Gavrilo Princip
July 25, 1894 - April 28, 1918
Gavrilo Princip was born in Bosnia and Herzegovina, part of the annexed northern Balkan territories of the Austro-Hungarian Empire. His parents were Serb peasant farmers, and the family had been at the service of Ottoman overlords for centuries. As a youth, he went to Sarajevo to live with his older brother, Jovan Princip, who intended to send him to an Austro-Hungarian military academy. However, a consultation with a friend convinced Jovan not to make his younger brother "an executioner of his own people," and Gavrilo was sent to merchant school instead.

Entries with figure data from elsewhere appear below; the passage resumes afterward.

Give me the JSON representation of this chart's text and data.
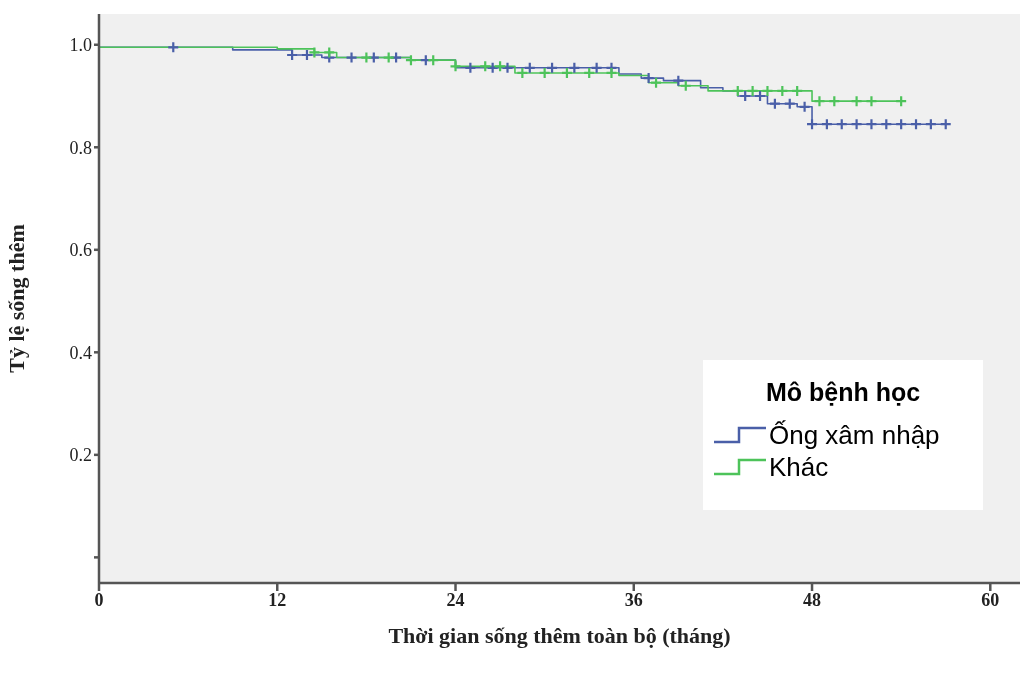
{
  "chart_data": {
    "type": "step",
    "xlabel": "Thời gian sống thêm toàn bộ (tháng)",
    "ylabel": "Tỷ lệ sống thêm",
    "legend_title": "Mô bệnh học",
    "legend": "bottom right",
    "grid": false,
    "xlim": [
      0,
      62
    ],
    "xticks": [
      0,
      12,
      24,
      36,
      48,
      60
    ],
    "ylim": [
      -0.05,
      1.06
    ],
    "yticks": [
      {
        "value": 0,
        "label": null
      },
      0.2,
      0.4,
      0.6,
      {
        "value": 0.8,
        "label": "0.8"
      },
      {
        "value": 1,
        "label": "1.0"
      }
    ],
    "series": [
      {
        "name": "Ống xâm nhập",
        "type": "step",
        "color": "#4a5fa8",
        "marker": "none",
        "x": [
          0,
          9,
          13,
          15,
          21,
          24,
          35,
          36.5,
          38,
          40.5,
          42,
          43,
          45,
          47,
          48,
          57
        ],
        "values": [
          0.995,
          0.99,
          0.98,
          0.975,
          0.97,
          0.955,
          0.943,
          0.935,
          0.93,
          0.916,
          0.91,
          0.9,
          0.885,
          0.879,
          0.845,
          0.845
        ]
      },
      {
        "name": "Khác",
        "type": "step",
        "color": "#4dc35a",
        "marker": "none",
        "x": [
          0,
          12,
          14.5,
          16,
          21,
          24,
          28,
          35,
          37,
          39,
          41,
          48,
          54
        ],
        "values": [
          0.995,
          0.992,
          0.985,
          0.975,
          0.97,
          0.958,
          0.945,
          0.94,
          0.926,
          0.92,
          0.91,
          0.89,
          0.89
        ]
      },
      {
        "type": "scatter",
        "color": "#4a5fa8",
        "marker": "cross",
        "x": [
          5,
          13,
          14,
          15.5,
          17,
          18.5,
          20,
          22,
          25,
          26.5,
          27.5,
          29,
          30.5,
          32,
          33.5,
          34.5,
          37,
          39,
          43.5,
          44.5,
          45.5,
          46.5,
          47.5,
          48,
          49,
          50,
          51,
          52,
          53,
          54,
          55,
          56,
          57
        ],
        "values": [
          0.995,
          0.98,
          0.98,
          0.975,
          0.975,
          0.975,
          0.975,
          0.97,
          0.955,
          0.955,
          0.955,
          0.955,
          0.955,
          0.955,
          0.955,
          0.955,
          0.935,
          0.93,
          0.9,
          0.9,
          0.885,
          0.885,
          0.879,
          0.845,
          0.845,
          0.845,
          0.845,
          0.845,
          0.845,
          0.845,
          0.845,
          0.845,
          0.845
        ]
      },
      {
        "type": "scatter",
        "color": "#4dc35a",
        "marker": "cross",
        "x": [
          14.5,
          15.5,
          18,
          19.5,
          21,
          22.5,
          24,
          26,
          27,
          28.5,
          30,
          31.5,
          33,
          34.5,
          37.5,
          39.5,
          43,
          44,
          45,
          46,
          47,
          48.5,
          49.5,
          51,
          52,
          54
        ],
        "values": [
          0.985,
          0.985,
          0.975,
          0.975,
          0.97,
          0.97,
          0.958,
          0.958,
          0.958,
          0.945,
          0.945,
          0.945,
          0.945,
          0.945,
          0.926,
          0.92,
          0.91,
          0.91,
          0.91,
          0.91,
          0.91,
          0.89,
          0.89,
          0.89,
          0.89,
          0.89
        ]
      }
    ]
  }
}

Later, he would become involved with the youth revolutionary movement Young Bosnia. Its members, a mixture of Serbs, Croats, and Bosnian Muslims, held a diverse set of beliefs - from pan-Slavic nationalism to anarchism and revolutionary socialism. Princip himself identified as a "Yugoslav nationalist" and advocated for a unification of the South Slavic people, free from foreign influence and imperialism - especially the Austro-Hungarian Empire. Together with other members of Young Bosnia, he would later plan and carry out the assassination of Archduke Franz Ferdinand. He was tried and sentenced to 20 years in prison, the maximum sentence for a nineteen-year-old. He died at the age of twenty-three in Terezín Fortress, modern-day Czech Republic, after losing his right arm from tuberculosis.